Officer Nico Haylen was then escorted through the crowd to his brand new, police-issued Kawasaki Ninja ZX-10R, where he signed autographs and received a standing ovation that lasted roughly thirteen minutes, yet again proving himself to be a fan favorite among locals.

“Survival of the fastest!” Haylen screamed, as he sped off into a crowded Hancock Street at an estimated 100 miles per hour.


The 7-Eleven dumpster where Tara Springfield's mutilated body was found.

No further information is known as to whether these two recent murders are linked, nor has the identity of the first victim been made known. Anyone with information on either of these two cases has been asked to please contact authorities immediately.

10 comments:

Neal said...
This comment has been removed by the author.
Baloney No. 8 said...

Oooooooo deleted comment!! Someone's in TROUBLE!

Who was it? Who was it?

sweden said...

Hmm-my curiosity is peaked. This story reads real, maybe someone should be writing for a detective magazine or co-authoring a detective book...

Anonymous said...

I love to hunt. Prowling the streets looking for fair game -- tasty meat. The wemon of Quincy are prettyist of all. It must be the water they drink. I live for the hunt -- my life. Blood for papa.

sweden said...

Luckily anonymous is looking for Wemon which I believe are small jamacain men not women. Audrey better keep a keen eye from the rooftops, he sounds creepy.

Baloney No. 8 said...

Sweden,
Your commentary delights me to no end. I share your sentiment, and like you, caught this egregious spelling error. Whether or not he's after Quincy females, or small men, I do know one thing for sure: the concept of timing and creating a climax through secrecy is completely lost on this anonymous, uneducated n'er do well. He apparently just couldn't wait to post SOMEthing on-line about his shenanigans, could he?

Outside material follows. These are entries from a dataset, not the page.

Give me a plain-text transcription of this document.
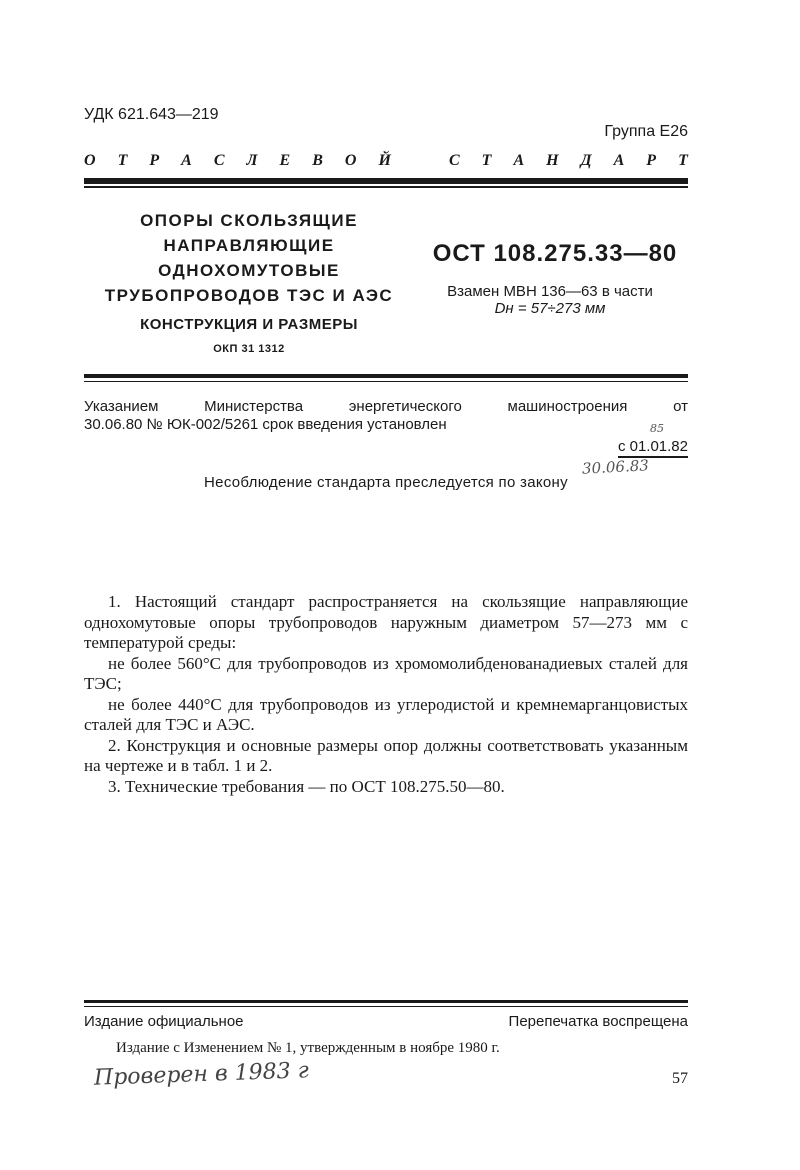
УДК 621.643—219
Группа Е26
О Т Р А С Л Е В О Й	С Т А Н Д А Р Т
ОПОРЫ СКОЛЬЗЯЩИЕ
НАПРАВЛЯЮЩИЕ
ОДНОХОМУТОВЫЕ
ТРУБОПРОВОДОВ ТЭС И АЭС
КОНСТРУКЦИЯ И РАЗМЕРЫ
ОКП 31 1312
ОСТ 108.275.33—80
Взамен МВН 136—63 в части
Dн = 57÷273 мм
Указанием	Министерства	энергетического	машиностроения	от
30.06.80 № ЮК-002/5261 срок введения установлен	85
с 01.01.82
30.06.83
Несоблюдение стандарта преследуется по закону

1. Настоящий стандарт распространяется на скользящие направляющие однохомутовые опоры трубопроводов наружным диаметром 57—273 мм с температурой среды:

не более 560°С для трубопроводов из хромомолибденованадиевых сталей для ТЭС;

не более 440°С для трубопроводов из углеродистой и кремнемарганцовистых сталей для ТЭС и АЭС.

2. Конструкция и основные размеры опор должны соответствовать указанным на чертеже и в табл. 1 и 2.

3. Технические требования — по ОСТ 108.275.50—80.

Издание официальное	Перепечатка воспрещена
Издание с Изменением № 1, утвержденным в ноябре 1980 г.
Проверен в 1983 г	57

Officer Nico Haylen has proven in every moment of his career that he is completely untrustworthy. Even his plummeting blood sugar is a physical manifestation of his unreliability. Please be assured my fellow commenter, that I am on the case with full determination and dedication.

Fear not small Jamaican men in Quincy!

Audrey Baloney will bring this coffee drinking "papa" to justice!

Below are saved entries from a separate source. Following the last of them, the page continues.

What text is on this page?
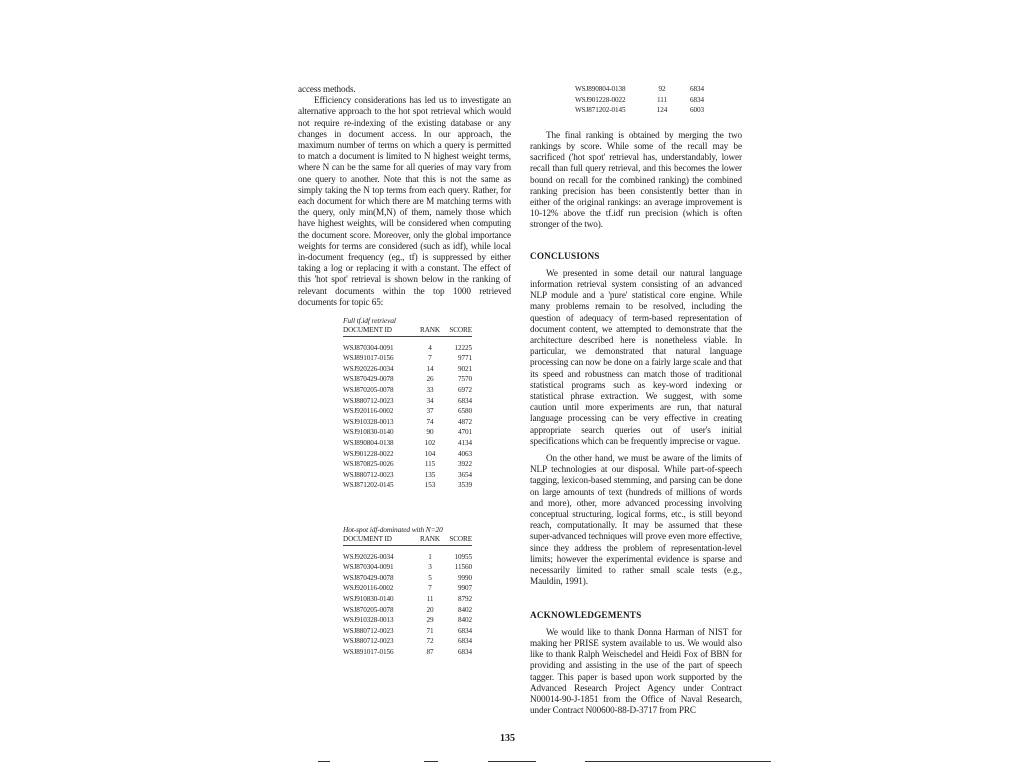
access methods.

Efficiency considerations has led us to investigate an alternative approach to the hot spot retrieval which would not require re-indexing of the existing database or any changes in document access. In our approach, the maximum number of terms on which a query is permitted to match a document is limited to N highest weight terms, where N can be the same for all queries of may vary from one query to another. Note that this is not the same as simply taking the N top terms from each query. Rather, for each document for which there are M matching terms with the query, only min(M,N) of them, namely those which have highest weights, will be considered when computing the document score. Moreover, only the global importance weights for terms are considered (such as idf), while local in-document frequency (eg., tf) is suppressed by either taking a log or replacing it with a constant. The effect of this 'hot spot' retrieval is shown below in the ranking of relevant documents within the top 1000 retrieved documents for topic 65:

Full tf.idf retrieval

DOCUMENT ID	RANK	SCORE

WSJ870304-0091	4	12225
WSJ891017-0156	7	9771
WSJ920226-0034	14	9021
WSJ870429-0078	26	7570
WSJ870205-0078	33	6972
WSJ880712-0023	34	6834
WSJ920116-0002	37	6580
WSJ910328-0013	74	4872
WSJ910830-0140	90	4701
WSJ890804-0138	102	4134
WSJ901228-0022	104	4063
WSJ870825-0026	115	3922
WSJ880712-0023	135	3654
WSJ871202-0145	153	3539

Hot-spot idf-dominated with N=20

DOCUMENT ID	RANK	SCORE

WSJ920226-0034	1	10955
WSJ870304-0091	3	11560
WSJ870429-0078	5	9990
WSJ920116-0002	7	9907
WSJ910830-0140	11	8792
WSJ870205-0078	20	8402
WSJ910328-0013	29	8402
WSJ880712-0023	71	6834
WSJ880712-0023	72	6834
WSJ891017-0156	87	6834
WSJ890804-0138	92	6834
WSJ901228-0022	111	6834
WSJ871202-0145	124	6003

The final ranking is obtained by merging the two rankings by score. While some of the recall may be sacrificed ('hot spot' retrieval has, understandably, lower recall than full query retrieval, and this becomes the lower bound on recall for the combined ranking) the combined ranking precision has been consistently better than in either of the original rankings: an average improvement is 10-12% above the tf.idf run precision (which is often stronger of the two).

CONCLUSIONS

We presented in some detail our natural language information retrieval system consisting of an advanced NLP module and a 'pure' statistical core engine. While many problems remain to be resolved, including the question of adequacy of term-based representation of document content, we attempted to demonstrate that the architecture described here is nonetheless viable. In particular, we demonstrated that natural language processing can now be done on a fairly large scale and that its speed and robustness can match those of traditional statistical programs such as key-word indexing or statistical phrase extraction. We suggest, with some caution until more experiments are run, that natural language processing can be very effective in creating appropriate search queries out of user's initial specifications which can be frequently imprecise or vague.

On the other hand, we must be aware of the limits of NLP technologies at our disposal. While part-of-speech tagging, lexicon-based stemming, and parsing can be done on large amounts of text (hundreds of millions of words and more), other, more advanced processing involving conceptual structuring, logical forms, etc., is still beyond reach, computationally. It may be assumed that these super-advanced techniques will prove even more effective, since they address the problem of representation-level limits; however the experimental evidence is sparse and necessarily limited to rather small scale tests (e.g., Mauldin, 1991).

ACKNOWLEDGEMENTS

We would like to thank Donna Harman of NIST for making her PRISE system available to us. We would also like to thank Ralph Weischedel and Heidi Fox of BBN for providing and assisting in the use of the part of speech tagger. This paper is based upon work supported by the Advanced Research Project Agency under Contract N00014-90-J-1851 from the Office of Naval Research, under Contract N00600-88-D-3717 from PRC

135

From the rooftops signing off,
no.8

george - editor said...

You can't fuck with a guy who drinks that much coffee

Neal said...

Sounds like a copy cat killer. thats a direct quote from David Berkowitz's letter to N.Y.P.D.

TomTurkolio said...

Well, I hope that "The Great One killer" reads this fucking shit. I got few ideas that could puts this Charlie into the ranks of The Boston Strangler, The Beltway Sniper, or The Unibomber!
First and foremost if I wasn't an aspiring politician I'd be doing this shit myself so don't be thinking I'm some two bit biatch that requires the assistance from a local madman.
let me just say that I've had it with people from Montclair with their fucking senses of entitlement! If I could, I'd swoop through there like sickle through the wheat! Followed by the mass genocide of anyone that works in the school system because it breeds people that feel they are so much more educated that they feel it's needed to call you out for simple errors of grammar that slip out during moments of rage while blogging!

TURKOLIO 2009!

sweden said...

Sounds like someone
's not a fan of Sweden. I think I'll keep quiet for a while but I'll still be reading. Also, there's no mystery here. I'm not tall and blond as my name would imply and I'm more than a few years beyond 29. Not mysterious at all but thanks for the mention. It's the more fame than I ever expected and all the fame I would ever want.